As far as the health insurance thing I think the place we should start is with a blank sheet of paper and then write on that piece of paper, "No one should die because they can't afford health coverage and no one should go broke because they get sick" and use that as your starting point. How we make it work, I also don't have enough detailed knowledge on the subject to give a compelling argument but I do know there are at least a few dozen countries in the world that seem to have it figured out, why not see what some of them are doing and do the same thing? One thing i'd suggest is maybe health care should be run as a non-profit model? After all i'm not sure the most important thing should be how many piles of cash are left laying around at the end of the day to be divided up among the board of directors and shareholders when it comes to taking care of peoples health.


At 4:17 PM, Blogger Charlza said...

A local play group is doing a production of Dr. Horrible this weekend and we're planning to go...can't wait to see it!

At 6:24 PM, Blogger Steve said...

I'm coming in late on this subject, but I can't resist putting in my two cents on health care. Jeffrey, you're clearly an intelligent and humane guy, but I think you're just wrong on the death panel issue. I'm no conservative (except for my support of nuclear power and space exploration) and I support single payer ("Medicare for all") health care, which the administration does not. But the "death panel" notion, although admittedly that particular term reeks of hyperbole, has a real basis. The proposal is called "IMAC" for Independent Medicare Adisory Commission and would be authorized to apply cost-benefit analysis to Medicare treatment policies. Their recommendations could be voted up or down by Congres but not modified.

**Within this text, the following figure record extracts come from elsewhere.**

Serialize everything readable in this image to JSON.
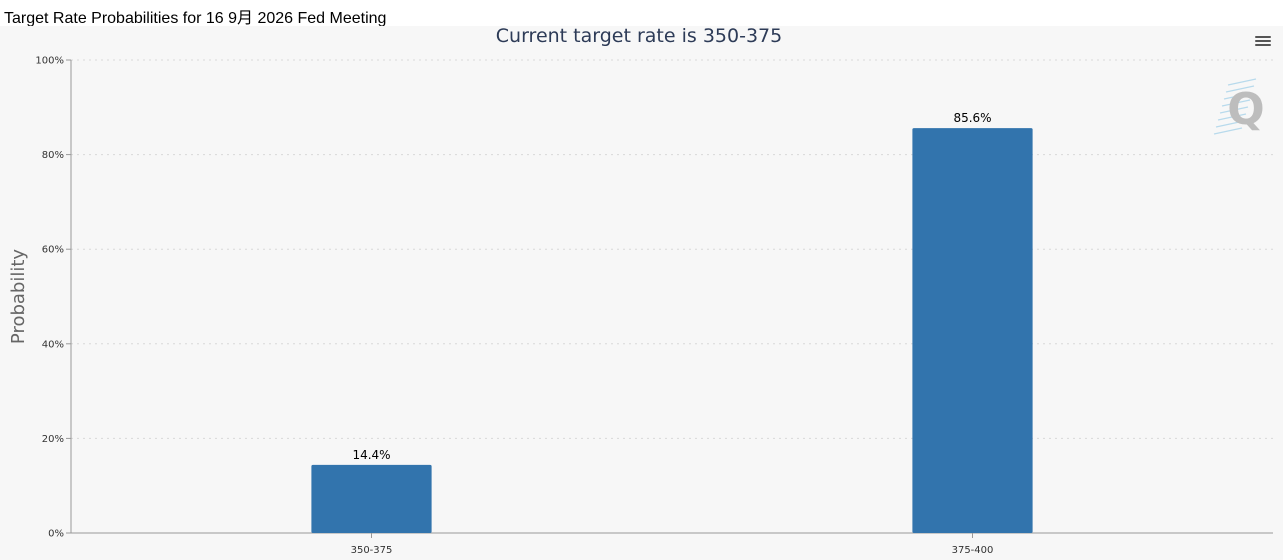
{
  "header": {
    "title": "Target Rate Probabilities for 16 9月 2026 Fed Meeting"
  },
  "menu": {
    "icon": "hamburger-menu-icon"
  },
  "watermark": {
    "icon": "q-logo-icon",
    "letter": "Q"
  },
  "colors": {
    "bar": "#3274ad",
    "panel": "#f7f7f7",
    "title": "#2d3b57",
    "grid": "#d8d8d8"
  },
  "chart_data": {
    "type": "bar",
    "title": "Current target rate is 350-375",
    "xlabel": "",
    "ylabel": "Probability",
    "categories": [
      "350-375",
      "375-400"
    ],
    "values": [
      14.4,
      85.6
    ],
    "data_labels": [
      "14.4%",
      "85.6%"
    ],
    "ylim": [
      0,
      100
    ],
    "yticks": [
      0,
      20,
      40,
      60,
      80,
      100
    ],
    "ytick_labels": [
      "0%",
      "20%",
      "40%",
      "60%",
      "80%",
      "100%"
    ],
    "grid": true,
    "legend": "none"
  }
}
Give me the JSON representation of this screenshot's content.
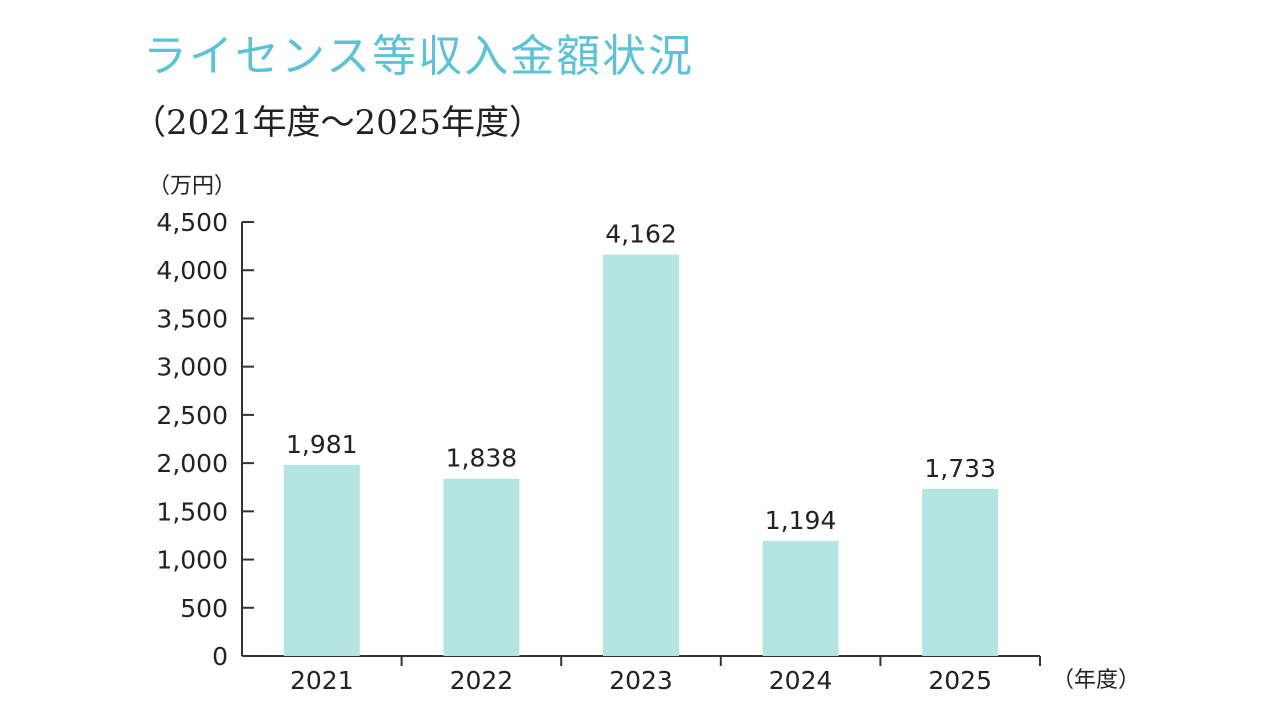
{
  "chart_data": {
    "type": "bar",
    "title": "ライセンス等収入金額状況",
    "subtitle": "（2021年度～2025年度）",
    "ylabel": "（万円）",
    "xlabel": "（年度）",
    "categories": [
      "2021",
      "2022",
      "2023",
      "2024",
      "2025"
    ],
    "values": [
      1981,
      1838,
      4162,
      1194,
      1733
    ],
    "value_labels": [
      "1,981",
      "1,838",
      "4,162",
      "1,194",
      "1,733"
    ],
    "ylim": [
      0,
      4500
    ],
    "yticks": [
      0,
      500,
      1000,
      1500,
      2000,
      2500,
      3000,
      3500,
      4000,
      4500
    ],
    "ytick_labels": [
      "0",
      "500",
      "1,000",
      "1,500",
      "2,000",
      "2,500",
      "3,000",
      "3,500",
      "4,000",
      "4,500"
    ],
    "grid": false,
    "colors": {
      "bar": "#b3e6e3",
      "title": "#5cc3d6",
      "axis": "#333333"
    }
  }
}
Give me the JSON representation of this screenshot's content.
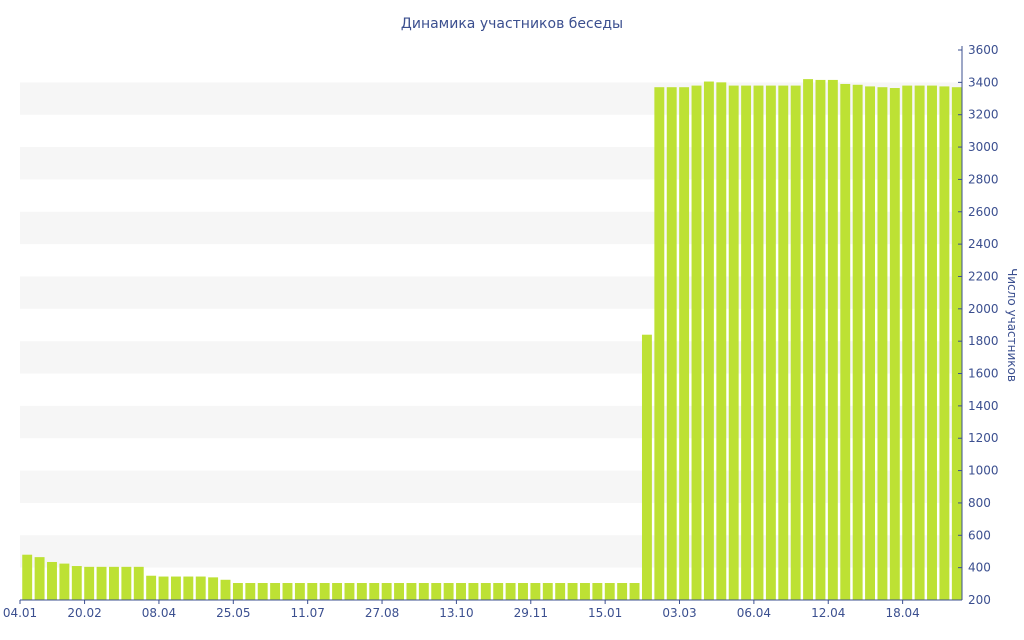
{
  "chart_data": {
    "type": "bar",
    "title": "Динамика участников беседы",
    "xlabel": "",
    "ylabel": "Число участников",
    "ylim": [
      200,
      3600
    ],
    "y_axis_position": "right",
    "y_ticks": [
      200,
      400,
      600,
      800,
      1000,
      1200,
      1400,
      1600,
      1800,
      2000,
      2200,
      2400,
      2600,
      2800,
      3000,
      3200,
      3400,
      3600
    ],
    "grid": "alternating horizontal bands",
    "x_tick_labels": [
      "04.01",
      "20.02",
      "08.04",
      "25.05",
      "11.07",
      "27.08",
      "13.10",
      "29.11",
      "15.01",
      "03.03",
      "06.04",
      "12.04",
      "18.04"
    ],
    "x_tick_positions": [
      0,
      6,
      12,
      18,
      24,
      30,
      36,
      42,
      48,
      54,
      60,
      66,
      72
    ],
    "colors": {
      "bar": "#bde134",
      "text": "#3b4f8f",
      "axis": "#3b4f8f",
      "band": "#f6f6f6"
    },
    "values": [
      480,
      465,
      435,
      425,
      410,
      405,
      405,
      405,
      405,
      405,
      350,
      345,
      345,
      345,
      345,
      340,
      325,
      305,
      305,
      305,
      305,
      305,
      305,
      305,
      305,
      305,
      305,
      305,
      305,
      305,
      305,
      305,
      305,
      305,
      305,
      305,
      305,
      305,
      305,
      305,
      305,
      305,
      305,
      305,
      305,
      305,
      305,
      305,
      305,
      305,
      1840,
      3370,
      3370,
      3370,
      3380,
      3405,
      3400,
      3380,
      3380,
      3380,
      3380,
      3380,
      3380,
      3420,
      3415,
      3415,
      3390,
      3385,
      3375,
      3370,
      3365,
      3380,
      3380,
      3380,
      3375,
      3370
    ]
  }
}
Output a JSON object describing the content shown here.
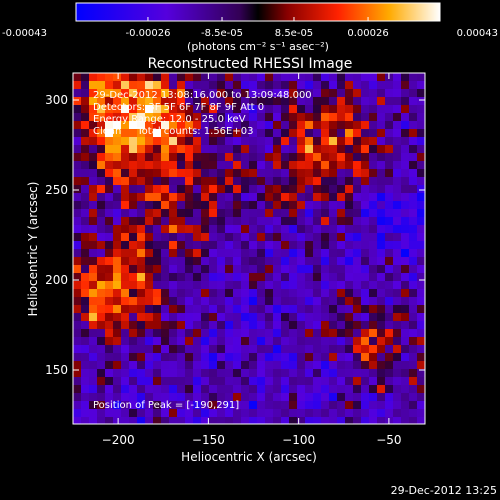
{
  "colorbar": {
    "tick_labels": [
      "-0.00043",
      "-0.00026",
      "-8.5e-05",
      "8.5e-05",
      "0.00026",
      "0.00043"
    ],
    "tick_values": [
      -0.00043,
      -0.00026,
      -8.5e-05,
      8.5e-05,
      0.00026,
      0.00043
    ],
    "range": [
      -0.00043,
      0.00043
    ],
    "units": "(photons cm⁻² s⁻¹ asec⁻²)"
  },
  "chart_data": {
    "type": "heatmap",
    "title": "Reconstructed RHESSI Image",
    "xlabel": "Heliocentric X (arcsec)",
    "ylabel": "Heliocentric Y (arcsec)",
    "xlim": [
      -225,
      -30
    ],
    "ylim": [
      120,
      315
    ],
    "x_ticks": [
      -200,
      -150,
      -100,
      -50
    ],
    "y_ticks": [
      150,
      200,
      250,
      300
    ],
    "x_tick_labels": [
      "−200",
      "−150",
      "−100",
      "−50"
    ],
    "y_tick_labels": [
      "150",
      "200",
      "250",
      "300"
    ],
    "peak_position": [
      -190,
      291
    ],
    "info_lines": [
      "29-Dec-2012 13:08:16.000 to 13:09:48.000",
      "Detectors: 3F 5F 6F 7F 8F 9F Att 0",
      "Energy Range: 12.0 - 25.0 keV",
      "Clean     Total counts: 1.56E+03"
    ],
    "peak_label": "Position of Peak = [-190,291]",
    "colors": {
      "low": "#0000ff",
      "mid": "#7700cc",
      "high": "#ff2200",
      "max": "#ffffff"
    }
  },
  "footer": {
    "timestamp": "29-Dec-2012 13:25"
  }
}
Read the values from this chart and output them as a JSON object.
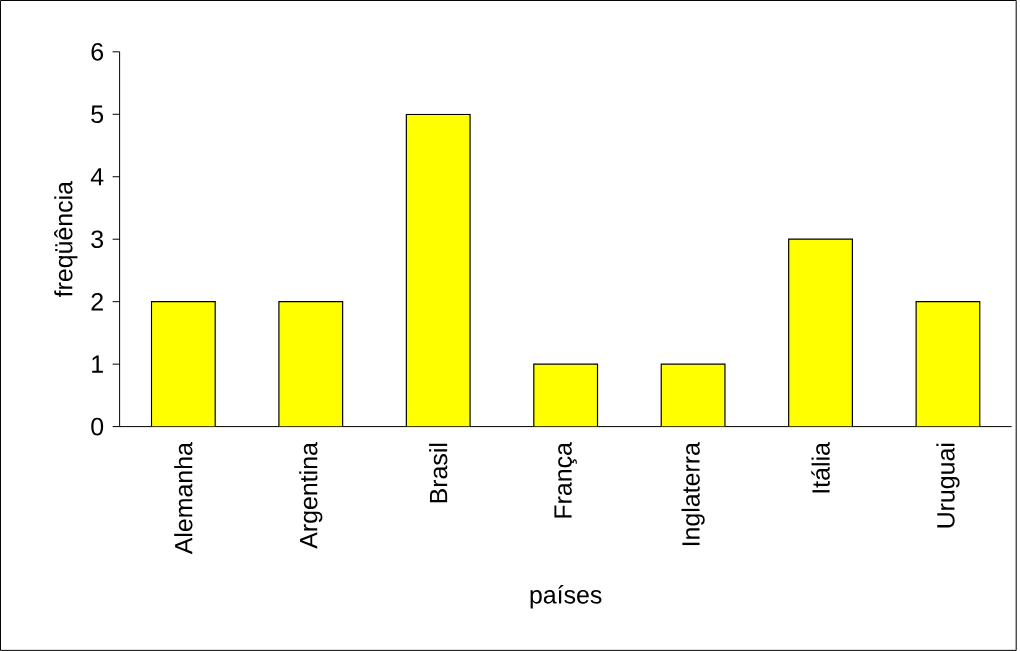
{
  "chart_data": {
    "type": "bar",
    "xlabel": "países",
    "ylabel": "freqüência",
    "categories": [
      "Alemanha",
      "Argentina",
      "Brasil",
      "França",
      "Inglaterra",
      "Itália",
      "Uruguai"
    ],
    "values": [
      2,
      2,
      5,
      1,
      1,
      3,
      2
    ],
    "color": "#ffff00",
    "ylim": [
      0,
      6
    ],
    "yticks": [
      0,
      1,
      2,
      3,
      4,
      5,
      6
    ]
  }
}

Now one can nit-pick about whether IMAC is a "death panel". Some might say that the strict definition of a death panel would have to involve a committee empowered to pass on treatment options for particular individuals. Well, if reimbursement for treatments is limited at the Federal level in the name of cost-cutting, then the "death panel" function will occur de-facto in the decision processes of doctors and hospital administrators complying with resource allocation policies mandated at the Federal level.

I would like to see universal affordable quality health care as much as anybody, and I think the Federal government is an appropriate venue for this. Unfortunately, I do not have your degree of trust in this administration. I say if you can't do it right, don't do it. This "reform" would be a windfall for big insurance and make health care less available to many people.